У трактора Катерпиллер капот не поднимается. Его просто нет. Становитесь на стальные траки гусеницы и прыгаете вниз, чтобы заглянуть в двигатель. Допустим, вас зовут Вилбер С. Шниц, и что же вы видите там в это солнечное утро в Ком Уош, Юта? Вы видите, что топливопровод ведет в пустоту, что пучок проводов зажигания четко разрезан пополам, инжекторы сбиты молотком, рулевые тяги перерезаны, воздушные и масляные фильтры отсутствуют напрочь, а шланги жестоко изуродованы, и из них капает жидкость.
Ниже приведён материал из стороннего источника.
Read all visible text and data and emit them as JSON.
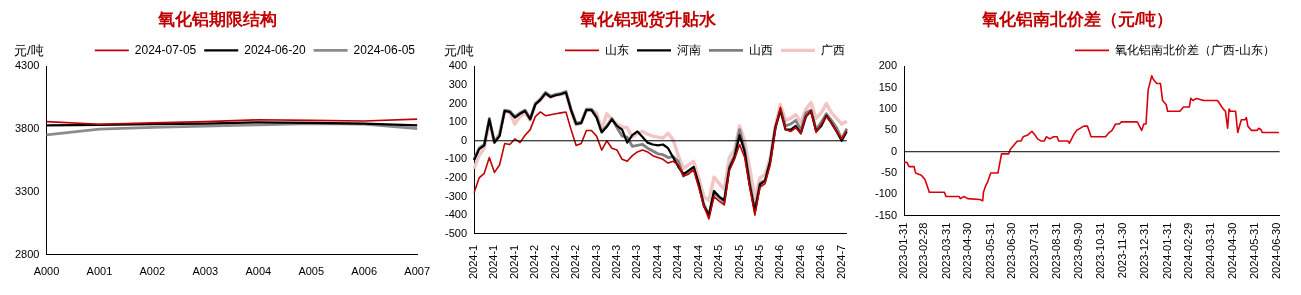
{
  "chart_data": [
    {
      "type": "line",
      "title": "氧化铝期限结构",
      "ylabel": "元/吨",
      "categories": [
        "A000",
        "A001",
        "A002",
        "A003",
        "A004",
        "A005",
        "A006",
        "A007"
      ],
      "ylim": [
        2800,
        4300
      ],
      "yticks": [
        2800,
        3300,
        3800,
        4300
      ],
      "legend": "top",
      "series": [
        {
          "name": "2024-07-05",
          "color": "#c00000",
          "values": [
            3860,
            3840,
            3850,
            3860,
            3875,
            3870,
            3865,
            3880
          ]
        },
        {
          "name": "2024-06-20",
          "color": "#000000",
          "values": [
            3830,
            3835,
            3840,
            3845,
            3855,
            3850,
            3845,
            3830
          ]
        },
        {
          "name": "2024-06-05",
          "color": "#8c8c8c",
          "values": [
            3755,
            3800,
            3815,
            3825,
            3835,
            3845,
            3840,
            3805
          ]
        }
      ]
    },
    {
      "type": "line",
      "title": "氧化铝现货升贴水",
      "ylabel": "元/吨",
      "categories": [
        "2024-1",
        null,
        null,
        null,
        "2024-1",
        null,
        null,
        null,
        "2024-1",
        null,
        null,
        null,
        "2024-2",
        null,
        null,
        null,
        "2024-2",
        null,
        null,
        null,
        "2024-2",
        null,
        null,
        null,
        "2024-3",
        null,
        null,
        null,
        "2024-3",
        null,
        null,
        null,
        "2024-3",
        null,
        null,
        null,
        "2024-4",
        null,
        null,
        null,
        "2024-4",
        null,
        null,
        null,
        "2024-4",
        null,
        null,
        null,
        "2024-5",
        null,
        null,
        null,
        "2024-5",
        null,
        null,
        null,
        "2024-5",
        null,
        null,
        null,
        "2024-6",
        null,
        null,
        null,
        "2024-6",
        null,
        null,
        null,
        "2024-6",
        null,
        null,
        null,
        "2024-7",
        null
      ],
      "ylim": [
        -500,
        400
      ],
      "yticks": [
        -500,
        -400,
        -300,
        -200,
        -100,
        0,
        100,
        200,
        300,
        400
      ],
      "legend": "top",
      "series": [
        {
          "name": "山东",
          "color": "#c00000",
          "values": [
            -280,
            -200,
            -175,
            -90,
            -170,
            -130,
            -15,
            -20,
            10,
            -10,
            30,
            60,
            130,
            155,
            135,
            140,
            145,
            150,
            155,
            60,
            -25,
            -15,
            55,
            55,
            25,
            -50,
            0,
            -40,
            -50,
            -100,
            -110,
            -80,
            -60,
            -50,
            -60,
            -80,
            -90,
            -100,
            -120,
            -110,
            -130,
            -190,
            -180,
            -155,
            -250,
            -350,
            -420,
            -300,
            -325,
            -345,
            -160,
            -100,
            -20,
            -90,
            -250,
            -400,
            -250,
            -230,
            -130,
            60,
            180,
            60,
            50,
            70,
            40,
            130,
            160,
            45,
            90,
            130,
            95,
            50,
            10,
            55
          ]
        },
        {
          "name": "河南",
          "color": "#000000",
          "values": [
            -105,
            -45,
            -25,
            115,
            -10,
            25,
            160,
            155,
            125,
            145,
            160,
            115,
            195,
            220,
            255,
            235,
            245,
            250,
            260,
            165,
            90,
            95,
            165,
            165,
            125,
            45,
            75,
            115,
            80,
            60,
            -10,
            30,
            50,
            20,
            -10,
            -20,
            -25,
            -20,
            -40,
            -90,
            -140,
            -180,
            -160,
            -140,
            -230,
            -350,
            -400,
            -270,
            -300,
            -320,
            -150,
            -90,
            30,
            -60,
            -240,
            -380,
            -235,
            -215,
            -110,
            70,
            165,
            60,
            60,
            80,
            40,
            130,
            160,
            50,
            80,
            135,
            95,
            50,
            0,
            50
          ]
        },
        {
          "name": "山西",
          "color": "#808080",
          "values": [
            -100,
            -40,
            -20,
            120,
            -5,
            30,
            165,
            160,
            130,
            150,
            165,
            120,
            200,
            225,
            260,
            240,
            250,
            255,
            265,
            170,
            95,
            100,
            170,
            170,
            130,
            50,
            80,
            120,
            70,
            25,
            20,
            -30,
            -25,
            -20,
            -40,
            -55,
            -70,
            -75,
            -90,
            -85,
            -110,
            -190,
            -170,
            -145,
            -235,
            -340,
            -400,
            -280,
            -305,
            -330,
            -140,
            -80,
            60,
            -50,
            -230,
            -370,
            -230,
            -210,
            -110,
            70,
            170,
            80,
            90,
            110,
            60,
            150,
            165,
            60,
            100,
            145,
            110,
            70,
            10,
            65
          ]
        },
        {
          "name": "广西",
          "color": "#f2c4c4",
          "values": [
            -150,
            -80,
            -40,
            100,
            -10,
            40,
            160,
            150,
            90,
            130,
            150,
            110,
            195,
            220,
            250,
            235,
            245,
            250,
            255,
            160,
            85,
            95,
            165,
            165,
            150,
            60,
            145,
            115,
            90,
            75,
            70,
            20,
            40,
            50,
            35,
            25,
            20,
            15,
            40,
            5,
            -80,
            -150,
            -130,
            -110,
            -200,
            -300,
            -320,
            -195,
            -230,
            -260,
            -90,
            -50,
            80,
            0,
            -150,
            -310,
            -200,
            -180,
            -90,
            80,
            195,
            110,
            120,
            140,
            100,
            170,
            205,
            120,
            150,
            200,
            150,
            120,
            90,
            105
          ]
        }
      ]
    },
    {
      "type": "line",
      "title": "氧化铝南北价差（元/吨）",
      "xlim": [
        "2023-01-31",
        "2024-07-04"
      ],
      "xticks": [
        "2023-01-31",
        "2023-02-28",
        "2023-03-31",
        "2023-04-30",
        "2023-05-31",
        "2023-06-30",
        "2023-07-31",
        "2023-08-31",
        "2023-09-30",
        "2023-10-31",
        "2023-11-30",
        "2023-12-31",
        "2024-01-31",
        "2024-02-29",
        "2024-03-31",
        "2024-04-30",
        "2024-05-31",
        "2024-06-30"
      ],
      "ylim": [
        -150,
        200
      ],
      "yticks": [
        -150,
        -100,
        -50,
        0,
        50,
        100,
        150,
        200
      ],
      "legend": "top",
      "x": [
        "2023-01-31",
        "2023-02-04",
        "2023-02-07",
        "2023-02-14",
        "2023-02-16",
        "2023-02-24",
        "2023-03-01",
        "2023-03-04",
        "2023-03-07",
        "2023-03-28",
        "2023-03-30",
        "2023-04-17",
        "2023-04-19",
        "2023-04-24",
        "2023-04-29",
        "2023-05-16",
        "2023-05-20",
        "2023-05-21",
        "2023-05-24",
        "2023-05-27",
        "2023-05-31",
        "2023-06-10",
        "2023-06-15",
        "2023-06-25",
        "2023-06-27",
        "2023-07-02",
        "2023-07-07",
        "2023-07-12",
        "2023-07-15",
        "2023-07-22",
        "2023-07-27",
        "2023-07-31",
        "2023-08-04",
        "2023-08-09",
        "2023-08-13",
        "2023-08-16",
        "2023-08-21",
        "2023-08-26",
        "2023-08-31",
        "2023-09-02",
        "2023-09-15",
        "2023-09-17",
        "2023-09-20",
        "2023-09-23",
        "2023-09-27",
        "2023-10-07",
        "2023-10-12",
        "2023-10-17",
        "2023-11-06",
        "2023-11-11",
        "2023-11-15",
        "2023-11-20",
        "2023-11-25",
        "2023-11-28",
        "2023-12-20",
        "2023-12-23",
        "2023-12-26",
        "2023-12-29",
        "2024-01-01",
        "2024-01-04",
        "2024-01-09",
        "2024-01-11",
        "2024-01-16",
        "2024-01-21",
        "2024-01-24",
        "2024-01-29",
        "2024-01-31",
        "2024-02-17",
        "2024-02-22",
        "2024-03-01",
        "2024-03-03",
        "2024-03-06",
        "2024-03-11",
        "2024-03-21",
        "2024-04-09",
        "2024-04-17",
        "2024-04-20",
        "2024-04-23",
        "2024-04-25",
        "2024-04-27",
        "2024-05-04",
        "2024-05-07",
        "2024-05-12",
        "2024-05-17",
        "2024-05-19",
        "2024-05-21",
        "2024-05-26",
        "2024-06-03",
        "2024-06-05",
        "2024-06-08",
        "2024-06-10",
        "2024-07-03"
      ],
      "series": [
        {
          "name": "氧化铝南北价差（广西-山东）",
          "color": "#d9000d",
          "values": [
            -25,
            -25,
            -35,
            -35,
            -50,
            -55,
            -65,
            -80,
            -95,
            -95,
            -105,
            -105,
            -110,
            -105,
            -110,
            -112,
            -115,
            -95,
            -80,
            -70,
            -50,
            -50,
            -5,
            -5,
            5,
            15,
            25,
            25,
            35,
            40,
            48,
            40,
            30,
            25,
            25,
            35,
            30,
            35,
            35,
            25,
            25,
            20,
            30,
            40,
            50,
            60,
            60,
            35,
            35,
            45,
            50,
            65,
            65,
            70,
            70,
            60,
            50,
            65,
            65,
            145,
            178,
            170,
            160,
            160,
            120,
            110,
            95,
            95,
            105,
            105,
            125,
            120,
            125,
            120,
            120,
            100,
            95,
            55,
            100,
            95,
            95,
            45,
            75,
            75,
            80,
            60,
            50,
            50,
            55,
            52,
            45,
            45
          ]
        }
      ]
    }
  ]
}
Чего вы не увидите — так это песка в картере и сиропа в топливном баке.
Или, допустим, вы — Дж. Роберт («Джейбоб»), и вы лежите на спине, заглядывая под днище своего 40-тонного тягача GMC Terex (доставшегося Абцуг), чтобы проверить двигатель. Вы видите гирлянды изуродованных, изрезанных гидравлических шлангов и топливопроводов — они болтаются над вашим лицом, сочатся, протекают, капая вам прямо в глаз.
По всей длине строительной площадки, с востока на запад, творилось то же самое. Все системы искалечены, переломаны, половина оборудования выведена из строя, остальная обречена. Догрызая полоску вяленой говядины, сжимая пальцы от удовольствия, Хедьюк наблюдал сквозь стекла своего бинокля весь тот разлад, что творился внизу.
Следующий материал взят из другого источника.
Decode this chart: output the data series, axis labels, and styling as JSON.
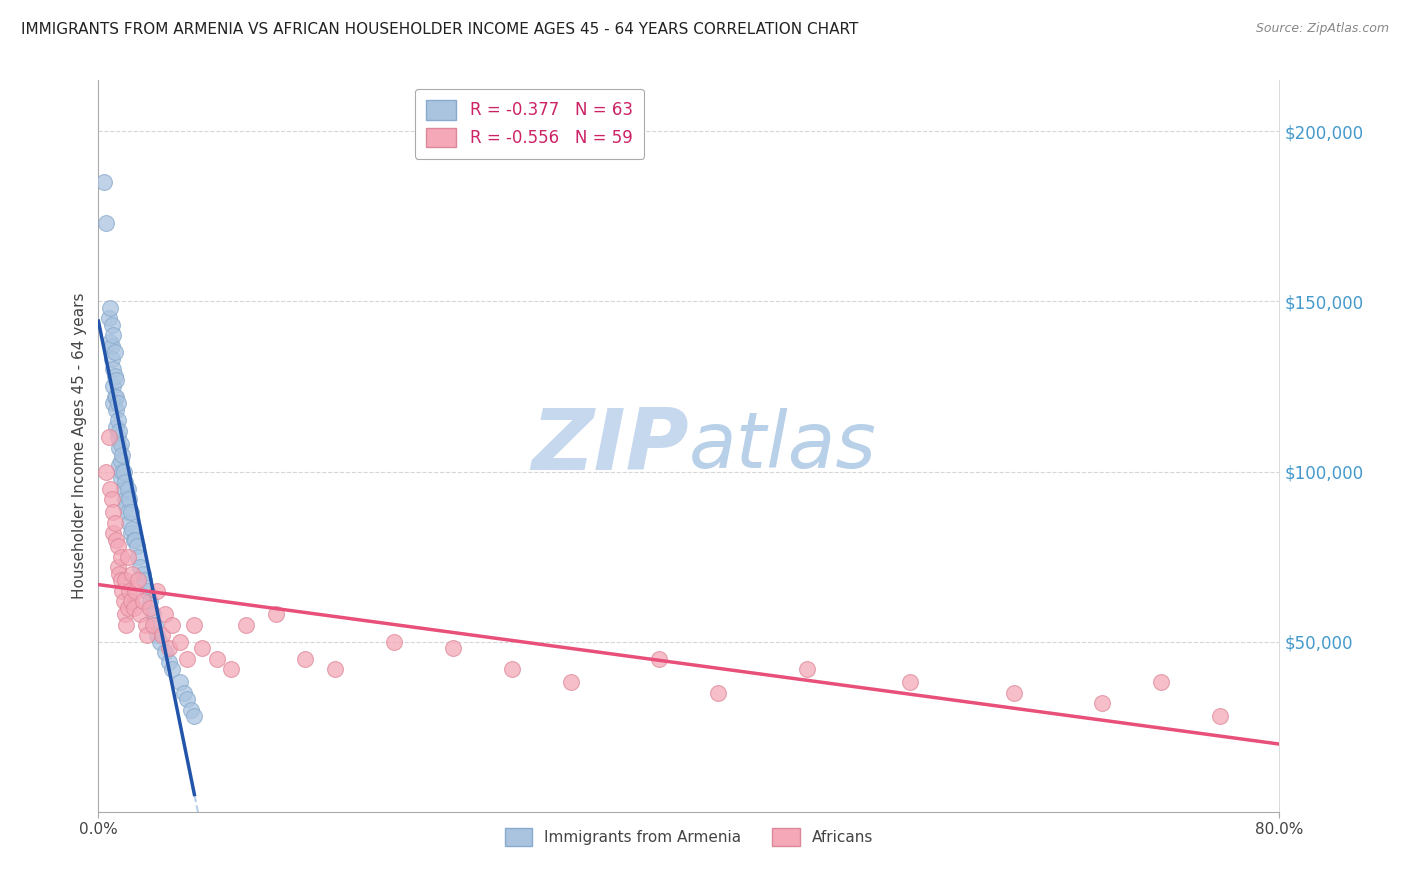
{
  "title": "IMMIGRANTS FROM ARMENIA VS AFRICAN HOUSEHOLDER INCOME AGES 45 - 64 YEARS CORRELATION CHART",
  "source": "Source: ZipAtlas.com",
  "ylabel": "Householder Income Ages 45 - 64 years",
  "ytick_labels": [
    "$50,000",
    "$100,000",
    "$150,000",
    "$200,000"
  ],
  "ytick_values": [
    50000,
    100000,
    150000,
    200000
  ],
  "ylim": [
    0,
    215000
  ],
  "xlim": [
    0.0,
    0.8
  ],
  "legend1_text": "R = -0.377   N = 63",
  "legend2_text": "R = -0.556   N = 59",
  "legend_label1": "Immigrants from Armenia",
  "legend_label2": "Africans",
  "blue_scatter_color": "#aac4e0",
  "pink_scatter_color": "#f4a8b8",
  "blue_line_color": "#2255aa",
  "pink_line_color": "#e8507a",
  "blue_dash_color": "#99bbdd",
  "background_color": "#ffffff",
  "grid_color": "#cccccc",
  "tick_color": "#4499cc",
  "armenia_x": [
    0.004,
    0.005,
    0.007,
    0.008,
    0.008,
    0.009,
    0.009,
    0.009,
    0.01,
    0.01,
    0.01,
    0.01,
    0.011,
    0.011,
    0.011,
    0.012,
    0.012,
    0.012,
    0.012,
    0.013,
    0.013,
    0.013,
    0.014,
    0.014,
    0.014,
    0.015,
    0.015,
    0.015,
    0.016,
    0.016,
    0.017,
    0.017,
    0.018,
    0.018,
    0.019,
    0.02,
    0.02,
    0.021,
    0.021,
    0.022,
    0.022,
    0.023,
    0.024,
    0.025,
    0.026,
    0.027,
    0.028,
    0.03,
    0.031,
    0.033,
    0.035,
    0.037,
    0.038,
    0.04,
    0.042,
    0.045,
    0.048,
    0.05,
    0.055,
    0.058,
    0.06,
    0.063,
    0.065
  ],
  "armenia_y": [
    185000,
    173000,
    145000,
    148000,
    138000,
    143000,
    137000,
    133000,
    140000,
    130000,
    125000,
    120000,
    135000,
    128000,
    122000,
    127000,
    122000,
    118000,
    113000,
    120000,
    115000,
    110000,
    112000,
    107000,
    102000,
    108000,
    103000,
    98000,
    105000,
    100000,
    100000,
    95000,
    97000,
    92000,
    90000,
    95000,
    88000,
    92000,
    85000,
    88000,
    82000,
    83000,
    80000,
    80000,
    78000,
    75000,
    72000,
    70000,
    68000,
    65000,
    62000,
    58000,
    55000,
    52000,
    50000,
    47000,
    44000,
    42000,
    38000,
    35000,
    33000,
    30000,
    28000
  ],
  "africa_x": [
    0.005,
    0.007,
    0.008,
    0.009,
    0.01,
    0.01,
    0.011,
    0.012,
    0.013,
    0.013,
    0.014,
    0.015,
    0.015,
    0.016,
    0.017,
    0.018,
    0.018,
    0.019,
    0.02,
    0.02,
    0.021,
    0.022,
    0.023,
    0.024,
    0.025,
    0.027,
    0.028,
    0.03,
    0.032,
    0.033,
    0.035,
    0.037,
    0.04,
    0.043,
    0.045,
    0.048,
    0.05,
    0.055,
    0.06,
    0.065,
    0.07,
    0.08,
    0.09,
    0.1,
    0.12,
    0.14,
    0.16,
    0.2,
    0.24,
    0.28,
    0.32,
    0.38,
    0.42,
    0.48,
    0.55,
    0.62,
    0.68,
    0.72,
    0.76
  ],
  "africa_y": [
    100000,
    110000,
    95000,
    92000,
    88000,
    82000,
    85000,
    80000,
    78000,
    72000,
    70000,
    68000,
    75000,
    65000,
    62000,
    68000,
    58000,
    55000,
    60000,
    75000,
    65000,
    62000,
    70000,
    60000,
    65000,
    68000,
    58000,
    62000,
    55000,
    52000,
    60000,
    55000,
    65000,
    52000,
    58000,
    48000,
    55000,
    50000,
    45000,
    55000,
    48000,
    45000,
    42000,
    55000,
    58000,
    45000,
    42000,
    50000,
    48000,
    42000,
    38000,
    45000,
    35000,
    42000,
    38000,
    35000,
    32000,
    38000,
    28000
  ]
}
Солнце поднялось выше, вторгаясь в его тень. Да и вообще ему все это начинало надоедать. Он решил проложить некоторую дистанцию между собою и потенциальным линчевателем из Ком Уош. Потому что все, что он пока что знал или мог видеть внизу, — это отряд поклонников и заботливых приверженцев тракторов, фанатов тяжелых строительных машин, карабкающихся вверх по восточному склону по следам, которые наверняка оставили, — не могли не оставить, — прошлой ночью он и его друзья.
Он пополз с гребня вниз, не поднимаясь на ноги, и встал только тогда, когда полностью скрылся из глаз за кромкой горы. Здесь, в тени деревьев, он сделал большой глоток из своей фляги — зачем беречь воду, когда тело сейчас так нуждается в ней, — спрятал ее в боковой карман рюкзака, закинул его на плечи и зашагал на север, прочь от этой строительной площадки, от этой будущей автомагистрали, к старой дороге. Он хотел проскользнуть через Ком Уош, спуститься с его западного склона и выйти прямо на полосу отчуждения. Пять миль? Десять? Этого он не знал.
По дороге Хейдьюк прилагал все усилия, чтобы не ступать на песок, а оставаться на песчанике. Никаких картинок, никаких следов. Когда ему нужно было пересечь участки песка или мягкого грунта, он поворачивался и шел спиной вперед, чтобы запутать следы.
Значительную часть пути ему удавалось идти по голому камню, по гладкой, слегка округленной поверхности осадочных пород геологической формации Уингейт. Хорошая, добротная, плотная порода, осевшая, сцементированная и окаменевшая около двадцати пяти миллионов лет назад, если верить фантазиям геоморфологов.
Он не знал, преследуют его или нет. Но когда он услышал гудение самолета, летящего по направлению к нему, он быстро нырнул в тень ближайшего дерева и притаился там, не глядя вверх, пока самолет не скрылся из поля зрения и слуха. Тогда он пошел дальше.
Чертовски жаркий день, думает Хейдьюк, на ходу вытирая пот с носа, с густых своих бровей, чувствуя, как пот стекает от подмышек по ребрам. Но ему было приятно снова быть на марше; ему приятно было чувствовать запах чистого, жаркого воздуха пустыни, ощущать в ушах легкий шелест тишины; ему нравился вид далеких столовых гор мерцающих в мареве горячих волн пустынного воздуха, радовали глаз блики солнца на красном камне.
Он шел широким шагом по бульвару из песчаника, среди можжевельника и пиний, медленно выделяющих свой смолистый сок, в обход островков песка и — у-ух! — едва не врезался в гнездо острых лезвий юкки с иглами по краям. Обходя это неожиданное препятствие, опираясь на пятки, чтобы придать своим шагам более естественный вид, он пятился задом наперед, пока не добрался до удобного, прочного песчаника, и, развернувшись в нормальную позицию под неверным укрытием пустынных небес, продолжал двигаться вперед.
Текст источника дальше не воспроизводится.